Les
philosophes Paul Ricoeur et Monique Canto-Sperber éclairent à leur tour le
débat sur le voile dans Le Monde du 10 décembre. « La laïcité, c’est
l’engagement de garantir à chacun la possibilité de s’émanciper de ses
appartenances et de ses origines. L’école peut conduire l’enfant à un tel
affranchissement, non l’exiger de lui au départ. L’école… n’a pas pour
fonction de refléter la société, mais d’affirmer ses propres normes. Mais
ces valeurs qui la distinguent du monde extérieur, elle doit les mettre en
œuvre par son mode de fonctionnement, non par des conditions d’entrée.

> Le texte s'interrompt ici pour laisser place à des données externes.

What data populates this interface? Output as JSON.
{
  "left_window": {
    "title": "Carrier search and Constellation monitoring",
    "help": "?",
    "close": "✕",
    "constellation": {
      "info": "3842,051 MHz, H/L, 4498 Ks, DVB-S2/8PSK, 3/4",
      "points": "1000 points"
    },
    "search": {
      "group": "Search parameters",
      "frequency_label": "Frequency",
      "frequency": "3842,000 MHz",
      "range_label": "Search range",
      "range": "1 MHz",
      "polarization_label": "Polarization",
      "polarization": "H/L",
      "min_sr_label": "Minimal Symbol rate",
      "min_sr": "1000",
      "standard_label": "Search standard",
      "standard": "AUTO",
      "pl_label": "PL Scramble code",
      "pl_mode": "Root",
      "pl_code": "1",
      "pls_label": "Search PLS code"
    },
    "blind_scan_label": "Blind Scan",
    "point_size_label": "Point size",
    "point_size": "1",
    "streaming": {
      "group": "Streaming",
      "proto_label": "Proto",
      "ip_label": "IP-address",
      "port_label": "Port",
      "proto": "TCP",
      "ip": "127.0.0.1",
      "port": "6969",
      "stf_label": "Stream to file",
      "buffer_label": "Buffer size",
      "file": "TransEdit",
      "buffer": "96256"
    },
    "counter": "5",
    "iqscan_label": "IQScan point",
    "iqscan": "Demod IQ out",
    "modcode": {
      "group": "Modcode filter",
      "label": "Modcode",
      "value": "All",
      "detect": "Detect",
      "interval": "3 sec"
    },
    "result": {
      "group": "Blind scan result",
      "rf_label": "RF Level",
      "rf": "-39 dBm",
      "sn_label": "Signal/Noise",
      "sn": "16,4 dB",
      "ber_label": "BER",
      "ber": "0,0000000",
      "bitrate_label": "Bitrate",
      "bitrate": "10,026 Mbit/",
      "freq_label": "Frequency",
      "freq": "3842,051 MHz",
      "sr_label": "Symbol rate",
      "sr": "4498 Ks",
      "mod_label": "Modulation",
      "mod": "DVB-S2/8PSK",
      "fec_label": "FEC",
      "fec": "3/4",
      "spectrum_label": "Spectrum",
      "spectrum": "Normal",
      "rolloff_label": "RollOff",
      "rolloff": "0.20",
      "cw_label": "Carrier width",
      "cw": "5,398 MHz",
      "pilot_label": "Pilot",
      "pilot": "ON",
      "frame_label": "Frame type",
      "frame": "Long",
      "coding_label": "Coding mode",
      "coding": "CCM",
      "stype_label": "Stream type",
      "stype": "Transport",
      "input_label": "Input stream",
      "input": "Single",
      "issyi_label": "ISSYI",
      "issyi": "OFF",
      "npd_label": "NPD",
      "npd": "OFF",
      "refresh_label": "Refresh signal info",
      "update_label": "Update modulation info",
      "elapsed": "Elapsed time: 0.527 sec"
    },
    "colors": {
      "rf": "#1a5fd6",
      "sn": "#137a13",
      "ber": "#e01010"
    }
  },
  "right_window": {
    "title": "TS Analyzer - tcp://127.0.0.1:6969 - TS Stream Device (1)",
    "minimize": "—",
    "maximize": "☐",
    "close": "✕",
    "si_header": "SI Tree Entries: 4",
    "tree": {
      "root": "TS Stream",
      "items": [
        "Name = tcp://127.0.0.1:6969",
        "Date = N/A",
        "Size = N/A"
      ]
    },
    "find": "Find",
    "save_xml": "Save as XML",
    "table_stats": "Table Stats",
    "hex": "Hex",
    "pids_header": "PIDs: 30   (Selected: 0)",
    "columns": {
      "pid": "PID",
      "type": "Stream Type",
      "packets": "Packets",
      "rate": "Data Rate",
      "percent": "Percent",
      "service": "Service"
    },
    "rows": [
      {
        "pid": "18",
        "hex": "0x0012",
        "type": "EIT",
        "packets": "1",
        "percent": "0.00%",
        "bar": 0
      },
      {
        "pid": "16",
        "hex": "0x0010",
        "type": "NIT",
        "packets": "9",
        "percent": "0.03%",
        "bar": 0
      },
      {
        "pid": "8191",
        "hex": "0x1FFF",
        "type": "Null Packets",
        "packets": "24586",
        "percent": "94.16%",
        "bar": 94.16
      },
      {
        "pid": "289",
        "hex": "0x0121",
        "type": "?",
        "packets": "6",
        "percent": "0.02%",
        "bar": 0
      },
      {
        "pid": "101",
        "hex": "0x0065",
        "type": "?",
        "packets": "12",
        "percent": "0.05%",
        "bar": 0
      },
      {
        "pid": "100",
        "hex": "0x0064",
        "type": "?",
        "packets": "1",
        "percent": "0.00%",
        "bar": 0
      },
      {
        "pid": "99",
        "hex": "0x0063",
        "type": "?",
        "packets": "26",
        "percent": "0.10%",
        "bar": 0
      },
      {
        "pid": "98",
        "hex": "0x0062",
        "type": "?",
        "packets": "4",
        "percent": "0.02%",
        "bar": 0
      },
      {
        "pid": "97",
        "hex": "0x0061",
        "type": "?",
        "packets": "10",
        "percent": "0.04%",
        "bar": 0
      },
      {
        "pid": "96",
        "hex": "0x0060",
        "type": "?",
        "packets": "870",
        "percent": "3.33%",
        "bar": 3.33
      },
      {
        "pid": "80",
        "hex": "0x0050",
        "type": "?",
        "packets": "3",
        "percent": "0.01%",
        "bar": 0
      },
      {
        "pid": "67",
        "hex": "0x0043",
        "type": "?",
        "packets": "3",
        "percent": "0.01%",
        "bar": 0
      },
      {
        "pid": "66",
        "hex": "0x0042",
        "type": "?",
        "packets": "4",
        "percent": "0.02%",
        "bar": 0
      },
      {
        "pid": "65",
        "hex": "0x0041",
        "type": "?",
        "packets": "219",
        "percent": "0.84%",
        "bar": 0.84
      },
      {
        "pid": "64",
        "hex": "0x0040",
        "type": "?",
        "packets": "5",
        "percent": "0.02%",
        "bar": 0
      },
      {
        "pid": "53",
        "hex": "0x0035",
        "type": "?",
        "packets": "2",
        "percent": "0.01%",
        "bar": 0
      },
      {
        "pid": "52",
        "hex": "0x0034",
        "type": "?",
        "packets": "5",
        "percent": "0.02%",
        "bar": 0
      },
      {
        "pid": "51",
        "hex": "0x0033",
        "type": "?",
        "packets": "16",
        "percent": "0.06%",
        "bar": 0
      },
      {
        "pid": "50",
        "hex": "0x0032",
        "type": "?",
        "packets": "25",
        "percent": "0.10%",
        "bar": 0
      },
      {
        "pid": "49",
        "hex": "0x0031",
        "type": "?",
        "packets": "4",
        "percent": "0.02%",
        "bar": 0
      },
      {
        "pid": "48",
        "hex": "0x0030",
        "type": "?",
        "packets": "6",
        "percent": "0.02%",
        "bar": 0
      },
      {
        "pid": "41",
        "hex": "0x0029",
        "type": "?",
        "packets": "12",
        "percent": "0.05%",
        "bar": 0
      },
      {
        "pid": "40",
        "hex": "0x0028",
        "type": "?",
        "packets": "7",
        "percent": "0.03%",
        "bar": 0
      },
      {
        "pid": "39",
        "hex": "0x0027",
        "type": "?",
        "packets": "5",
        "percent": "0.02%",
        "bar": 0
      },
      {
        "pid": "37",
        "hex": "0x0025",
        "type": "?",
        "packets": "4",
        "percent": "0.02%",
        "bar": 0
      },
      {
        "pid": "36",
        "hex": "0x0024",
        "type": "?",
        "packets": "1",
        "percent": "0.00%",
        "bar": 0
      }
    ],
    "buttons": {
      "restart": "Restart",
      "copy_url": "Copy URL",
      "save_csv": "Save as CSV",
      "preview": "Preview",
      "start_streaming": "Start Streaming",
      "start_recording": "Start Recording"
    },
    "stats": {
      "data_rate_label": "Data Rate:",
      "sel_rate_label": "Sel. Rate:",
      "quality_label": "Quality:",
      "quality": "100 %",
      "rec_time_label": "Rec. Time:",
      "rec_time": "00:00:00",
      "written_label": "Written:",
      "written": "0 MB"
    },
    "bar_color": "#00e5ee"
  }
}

L’école donne l’expérience concrète des valeurs du dialogue et de la
connaissance, libres de toute autorité religieuse. C’est une telle
expérience qui forme les esprits à la laïcité, plus efficacement qu’une
obligation préalable souscrite sans adhésion aucune ». Avec un brin
d’ironie, les philosophes démontent les peurs liées au foulard et démontrent
l’impossibilité de son application. Pour eux, le maintien à l’école, même en
portant le voile, est la condition de la liberté des filles. « Dans
l’enceinte scolaire, le principe de la non-discrimination entre fille et
garçon est fondateur. Le foulard y porte directement atteinte. Peut-on
déduire de ce constat qu’il faut l’en bannir ainsi que les filles qui le
portent ? L’école n’est-elle pas le lieu où ces jeunes filles pourront faire
l’expérience de l’égalité entre filles et garçons ? Le foulard les
stigmatise comme femmes, mais les professeurs et les autres élèves les
traitent comme égales. Ce seul rappel suffit à convaincre qu’il est d’autant
plus nécessaire qu’elles suivent le même enseignement que les autres enfants
de leur âge. Car le sens le plus profond de l’exigence d’égalité à l’école
est bien là : permettre aux jeunes filles voilées d’accéder à cette forme de
vie où elles sont traitées pareillement aux garçons. Les exclure, c’est …
décider délibérément de ne pas les traiter comme les autres ».